Konbini | Trois nuits par semaine est une comédie romantique. Quels sont les codes du genre que tu as repris et ceux que tu as choisi de détourner ?
Florent Gouëlou | Le canevas de la comédie romantique a guidé l’écriture du film comme une référence. J’ai donc choisi de reprendre le code de la rencontre façon “meet cute” et ici, c’est Baptiste qui allume la cigarette de Cookie et ce premier regard. Coup de foudre à Nothing Hill, où les amis font en sorte que la rencontre ait lieu à la fin, m’a aussi beaucoup inspiré, mais dans mon film, c’est la sœur qui provoque les retrouvailles.
Mais surtout, je voulais que ce soit le drag qui permette la rencontre entre les deux garçons, mais qui l’empêche aussi. Je ne voulais pas que ce soit le désir d’un garçon pour un autre qui fasse obstacle, mais bien le travail de Quentin qui n’a pas de place dans sa vie pour Baptiste. Cookie est son propre obstacle. Enfin, j’ai voulu reproduire le schéma du triangle amoureux, ils ne sont que deux mais se retrouvent à trois. Je voulais explorer le rapport entre Baptiste et Cookie, entre Baptiste et Quentin mais aussi entre Cookie et Quentin.

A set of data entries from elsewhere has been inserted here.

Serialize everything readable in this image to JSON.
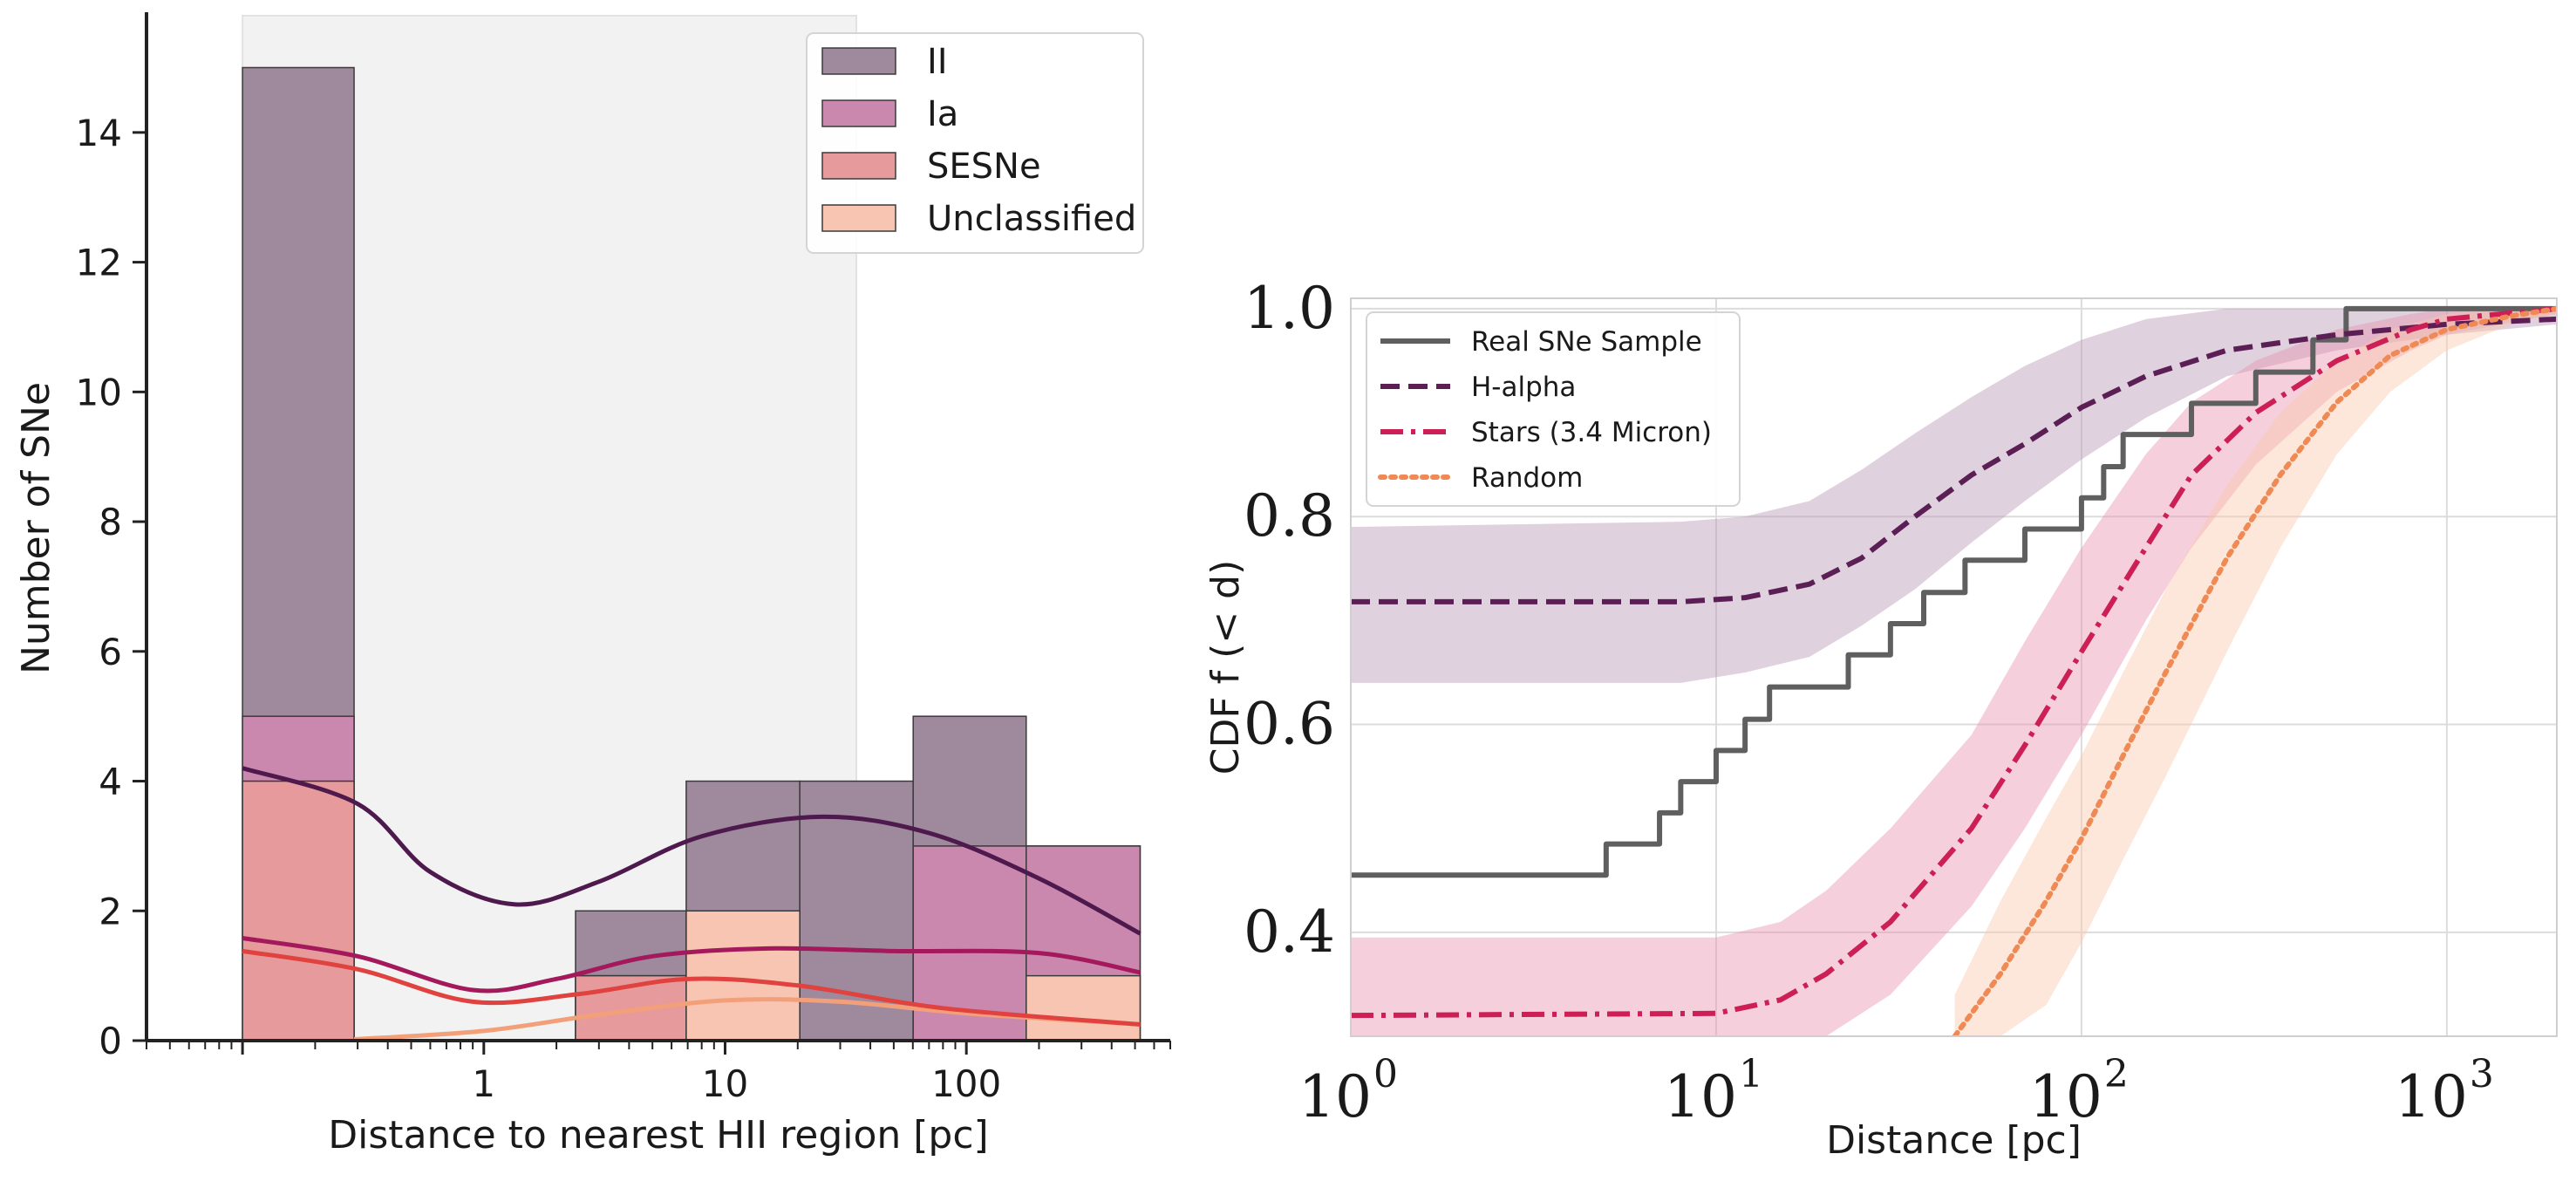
{
  "chart_data": [
    {
      "type": "histogram",
      "xlabel": "Distance to nearest HII region [pc]",
      "ylabel": "Number of SNe",
      "xscale": "log",
      "xlim": [
        0.04,
        700
      ],
      "ylim": [
        0,
        15.8
      ],
      "x_tick_values": [
        1,
        10,
        100
      ],
      "x_tick_labels": [
        "1",
        "10",
        "100"
      ],
      "y_tick_values": [
        0,
        2,
        4,
        6,
        8,
        10,
        12,
        14
      ],
      "y_tick_labels": [
        "0",
        "2",
        "4",
        "6",
        "8",
        "10",
        "12",
        "14"
      ],
      "shaded_region": [
        0.1,
        35
      ],
      "grid": false,
      "legend_position": "top-right",
      "legend_labels": [
        "II",
        "Ia",
        "SESNe",
        "Unclassified"
      ],
      "bin_edges": [
        0.1,
        0.29,
        2.4,
        6.9,
        20.4,
        60.2,
        177,
        525
      ],
      "stacked_levels": [
        {
          "name": "II",
          "color": "#9f8a9d",
          "kde_color": "#4e1a4d",
          "top": [
            15,
            0,
            2,
            4,
            4,
            5,
            3
          ],
          "kde": [
            {
              "x": 0.1,
              "y": 4.2
            },
            {
              "x": 0.3,
              "y": 3.65
            },
            {
              "x": 0.6,
              "y": 2.6
            },
            {
              "x": 1.35,
              "y": 2.1
            },
            {
              "x": 3,
              "y": 2.45
            },
            {
              "x": 8,
              "y": 3.15
            },
            {
              "x": 25,
              "y": 3.45
            },
            {
              "x": 70,
              "y": 3.2
            },
            {
              "x": 200,
              "y": 2.5
            },
            {
              "x": 525,
              "y": 1.65
            }
          ]
        },
        {
          "name": "Ia",
          "color": "#cb88ae",
          "kde_color": "#a3195b",
          "top": [
            5,
            0,
            1,
            2,
            0,
            3,
            3
          ],
          "kde": [
            {
              "x": 0.1,
              "y": 1.58
            },
            {
              "x": 0.3,
              "y": 1.3
            },
            {
              "x": 0.9,
              "y": 0.78
            },
            {
              "x": 2,
              "y": 0.95
            },
            {
              "x": 5,
              "y": 1.3
            },
            {
              "x": 15,
              "y": 1.42
            },
            {
              "x": 50,
              "y": 1.38
            },
            {
              "x": 200,
              "y": 1.35
            },
            {
              "x": 525,
              "y": 1.05
            }
          ]
        },
        {
          "name": "SESNe",
          "color": "#e69a9c",
          "kde_color": "#e0423f",
          "top": [
            4,
            0,
            1,
            0,
            0,
            0,
            0
          ],
          "kde": [
            {
              "x": 0.1,
              "y": 1.38
            },
            {
              "x": 0.3,
              "y": 1.1
            },
            {
              "x": 0.9,
              "y": 0.6
            },
            {
              "x": 2.5,
              "y": 0.72
            },
            {
              "x": 7,
              "y": 0.95
            },
            {
              "x": 20,
              "y": 0.85
            },
            {
              "x": 80,
              "y": 0.5
            },
            {
              "x": 525,
              "y": 0.25
            }
          ]
        },
        {
          "name": "Unclassified",
          "color": "#f7c5b2",
          "kde_color": "#f3a07a",
          "top": [
            0,
            0,
            0,
            2,
            0,
            0,
            1
          ],
          "kde": [
            {
              "x": 0.29,
              "y": 0.02
            },
            {
              "x": 1,
              "y": 0.15
            },
            {
              "x": 3,
              "y": 0.4
            },
            {
              "x": 10,
              "y": 0.62
            },
            {
              "x": 30,
              "y": 0.6
            },
            {
              "x": 100,
              "y": 0.42
            },
            {
              "x": 525,
              "y": 0.25
            }
          ]
        }
      ]
    },
    {
      "type": "line",
      "xlabel": "Distance [pc]",
      "ylabel": "CDF f (< d)",
      "xscale": "log",
      "xlim": [
        1,
        2000
      ],
      "ylim": [
        0.3,
        1.01
      ],
      "x_tick_values": [
        1,
        10,
        100,
        1000
      ],
      "x_tick_labels": [
        "0",
        "1",
        "2",
        "3"
      ],
      "x_tick_base": "10",
      "y_tick_values": [
        0.4,
        0.6,
        0.8,
        1.0
      ],
      "y_tick_labels": [
        "0.4",
        "0.6",
        "0.8",
        "1.0"
      ],
      "grid": true,
      "legend_position": "top-left",
      "series": [
        {
          "name": "Real SNe Sample",
          "color": "#5f5f5f",
          "style": "solid",
          "step": true,
          "x": [
            1,
            5,
            7,
            8,
            10,
            12,
            14,
            23,
            30,
            37,
            48,
            70,
            100,
            115,
            130,
            200,
            300,
            430,
            530
          ],
          "y": [
            0.455,
            0.485,
            0.515,
            0.545,
            0.575,
            0.605,
            0.636,
            0.667,
            0.697,
            0.727,
            0.758,
            0.788,
            0.818,
            0.848,
            0.879,
            0.909,
            0.939,
            0.97,
            1.0
          ]
        },
        {
          "name": "H-alpha",
          "color": "#5c1f55",
          "style": "dashed",
          "x": [
            1,
            8,
            12,
            18,
            25,
            35,
            50,
            70,
            100,
            150,
            250,
            500,
            1000,
            2000
          ],
          "y": [
            0.718,
            0.718,
            0.722,
            0.735,
            0.76,
            0.8,
            0.84,
            0.87,
            0.905,
            0.935,
            0.96,
            0.975,
            0.985,
            0.99
          ],
          "band_low": [
            0.64,
            0.64,
            0.65,
            0.665,
            0.695,
            0.73,
            0.775,
            0.815,
            0.855,
            0.895,
            0.935,
            0.96,
            0.975,
            0.985
          ],
          "band_high": [
            0.79,
            0.795,
            0.8,
            0.815,
            0.845,
            0.88,
            0.915,
            0.945,
            0.97,
            0.99,
            1.0,
            1.0,
            1.0,
            1.0
          ]
        },
        {
          "name": "Stars (3.4 Micron)",
          "color": "#cc1f56",
          "style": "dashdot",
          "x": [
            1,
            10,
            15,
            20,
            30,
            50,
            70,
            100,
            150,
            200,
            300,
            500,
            800,
            1000,
            2000
          ],
          "y": [
            0.32,
            0.322,
            0.335,
            0.36,
            0.41,
            0.5,
            0.58,
            0.67,
            0.77,
            0.84,
            0.9,
            0.95,
            0.98,
            0.99,
            1.0
          ],
          "band_low": [
            0.3,
            0.3,
            0.3,
            0.3,
            0.34,
            0.425,
            0.5,
            0.59,
            0.7,
            0.77,
            0.85,
            0.92,
            0.96,
            0.975,
            0.995
          ],
          "band_high": [
            0.395,
            0.395,
            0.41,
            0.44,
            0.5,
            0.59,
            0.68,
            0.77,
            0.86,
            0.91,
            0.95,
            0.98,
            0.995,
            1.0,
            1.0
          ]
        },
        {
          "name": "Random",
          "color": "#f08a55",
          "style": "dotted",
          "x": [
            45,
            60,
            80,
            100,
            130,
            170,
            250,
            350,
            500,
            700,
            1000,
            1500,
            2000
          ],
          "y": [
            0.3,
            0.36,
            0.43,
            0.49,
            0.57,
            0.65,
            0.76,
            0.84,
            0.91,
            0.955,
            0.98,
            0.993,
            1.0
          ],
          "band_low": [
            0.3,
            0.3,
            0.33,
            0.39,
            0.47,
            0.55,
            0.67,
            0.77,
            0.86,
            0.92,
            0.96,
            0.985,
            0.995
          ],
          "band_high": [
            0.34,
            0.43,
            0.51,
            0.57,
            0.65,
            0.73,
            0.83,
            0.9,
            0.95,
            0.98,
            0.995,
            1.0,
            1.0
          ]
        }
      ]
    }
  ]
}
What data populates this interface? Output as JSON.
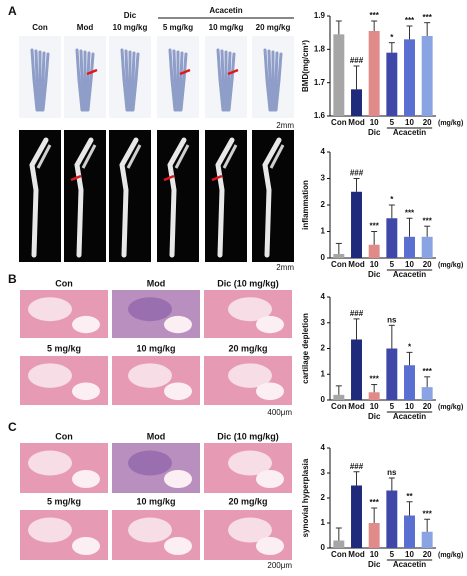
{
  "figure": {
    "panel_a": {
      "letter": "A",
      "con": "Con",
      "mod": "Mod",
      "dic": "Dic",
      "dic_dose": "10 mg/kg",
      "acacetin": "Acacetin",
      "dose_5": "5 mg/kg",
      "dose_10": "10 mg/kg",
      "dose_20": "20 mg/kg",
      "scale_top": "2mm",
      "scale_bottom": "2mm"
    },
    "panel_b": {
      "letter": "B",
      "con": "Con",
      "mod": "Mod",
      "dic": "Dic (10 mg/kg)",
      "dose_5": "5 mg/kg",
      "dose_10": "10 mg/kg",
      "dose_20": "20 mg/kg",
      "scale": "400μm"
    },
    "panel_c": {
      "letter": "C",
      "con": "Con",
      "mod": "Mod",
      "dic": "Dic (10 mg/kg)",
      "dose_5": "5 mg/kg",
      "dose_10": "10 mg/kg",
      "dose_20": "20 mg/kg",
      "scale": "200μm"
    }
  },
  "chart_data": [
    {
      "type": "bar",
      "ylabel": "BMD(mg/cm³)",
      "categories": [
        "Con",
        "Mod",
        "10",
        "5",
        "10",
        "20"
      ],
      "groups": [
        "Dic",
        "Acacetin"
      ],
      "unit": "(mg/kg)",
      "colors": [
        "#a6a6a6",
        "#1f2a7a",
        "#e08a8a",
        "#3f48a8",
        "#5a6fd0",
        "#8aa3e3"
      ],
      "values": [
        1.845,
        1.68,
        1.855,
        1.79,
        1.83,
        1.84
      ],
      "errors": [
        0.04,
        0.07,
        0.03,
        0.03,
        0.04,
        0.04
      ],
      "annotations": [
        null,
        "###",
        "***",
        "*",
        "***",
        "***"
      ],
      "ylim": [
        1.6,
        1.9
      ],
      "yticks": [
        1.6,
        1.7,
        1.8,
        1.9
      ]
    },
    {
      "type": "bar",
      "ylabel": "inflammation",
      "categories": [
        "Con",
        "Mod",
        "10",
        "5",
        "10",
        "20"
      ],
      "groups": [
        "Dic",
        "Acacetin"
      ],
      "unit": "(mg/kg)",
      "colors": [
        "#a6a6a6",
        "#1f2a7a",
        "#e08a8a",
        "#3f48a8",
        "#5a6fd0",
        "#8aa3e3"
      ],
      "values": [
        0.15,
        2.5,
        0.5,
        1.5,
        0.8,
        0.8
      ],
      "errors": [
        0.4,
        0.5,
        0.5,
        0.5,
        0.7,
        0.4
      ],
      "annotations": [
        null,
        "###",
        "***",
        "*",
        "***",
        "***"
      ],
      "ylim": [
        0,
        4
      ],
      "yticks": [
        0,
        1,
        2,
        3,
        4
      ]
    },
    {
      "type": "bar",
      "ylabel": "cartilage depletion",
      "categories": [
        "Con",
        "Mod",
        "10",
        "5",
        "10",
        "20"
      ],
      "groups": [
        "Dic",
        "Acacetin"
      ],
      "unit": "(mg/kg)",
      "colors": [
        "#a6a6a6",
        "#1f2a7a",
        "#e08a8a",
        "#3f48a8",
        "#5a6fd0",
        "#8aa3e3"
      ],
      "values": [
        0.2,
        2.35,
        0.3,
        2.0,
        1.35,
        0.5
      ],
      "errors": [
        0.35,
        0.8,
        0.3,
        0.9,
        0.5,
        0.4
      ],
      "annotations": [
        null,
        "###",
        "***",
        "ns",
        "*",
        "***"
      ],
      "ylim": [
        0,
        4
      ],
      "yticks": [
        0,
        1,
        2,
        3,
        4
      ]
    },
    {
      "type": "bar",
      "ylabel": "synovial hyperplasia",
      "categories": [
        "Con",
        "Mod",
        "10",
        "5",
        "10",
        "20"
      ],
      "groups": [
        "Dic",
        "Acacetin"
      ],
      "unit": "(mg/kg)",
      "colors": [
        "#a6a6a6",
        "#1f2a7a",
        "#e08a8a",
        "#3f48a8",
        "#5a6fd0",
        "#8aa3e3"
      ],
      "values": [
        0.3,
        2.5,
        1.0,
        2.3,
        1.3,
        0.65
      ],
      "errors": [
        0.5,
        0.55,
        0.6,
        0.5,
        0.55,
        0.5
      ],
      "annotations": [
        null,
        "###",
        "***",
        "ns",
        "**",
        "***"
      ],
      "ylim": [
        0,
        4
      ],
      "yticks": [
        0,
        1,
        2,
        3,
        4
      ]
    }
  ]
}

Le drag au cinéma est quasi inexistant. Quelles ont été tes références ou au contraire, tes antimodèles ?
Le drag était quand même présent dans l’imaginaire collectif. Il y a Priscilla, folle du désert, sorti en 1994, qui m’a inspiré par son humour, le trouple et le road-movie qu’il mettait en scène. Il y avait aussi des queens dans Pédale douce et un cabaret transformiste dans Chouchou, par exemple.
Mais mes inspirations ont plus été hors du drag à l’écran. Spielberg et sa façon de filmer la magie de la rencontre, avec toujours cette figure de style du personnage frappé d’émerveillement et ces travellings avant, m’ont beaucoup inspiré. Il y a aussi un peu de Vertigo d’Hitchcock car Cookie est une véritable blonde hitchcockienne et bien sûr beaucoup d’Almodovar qui a filmé des drag-queens, mais qui a aussi guidé mon écriture des personnages secondaires qui ne doivent jamais être utilitaires. En fait, je vois mon film comme un mash-up entre Little Miss Sunshine pour le road trip familial et Tournée de Mathieu Amalric pour son burlesque.
(© Calypso Baquey)
Dans tes trois courts-métrages [Un homme mon fils, Beauty Boys et Premier amour, ndlr], tu filmais déjà Quentin Eck, mais uniquement en Cookie. Ce temps était-il nécessaire avant de lui proposer un personnage “out of drag” à l’écran ?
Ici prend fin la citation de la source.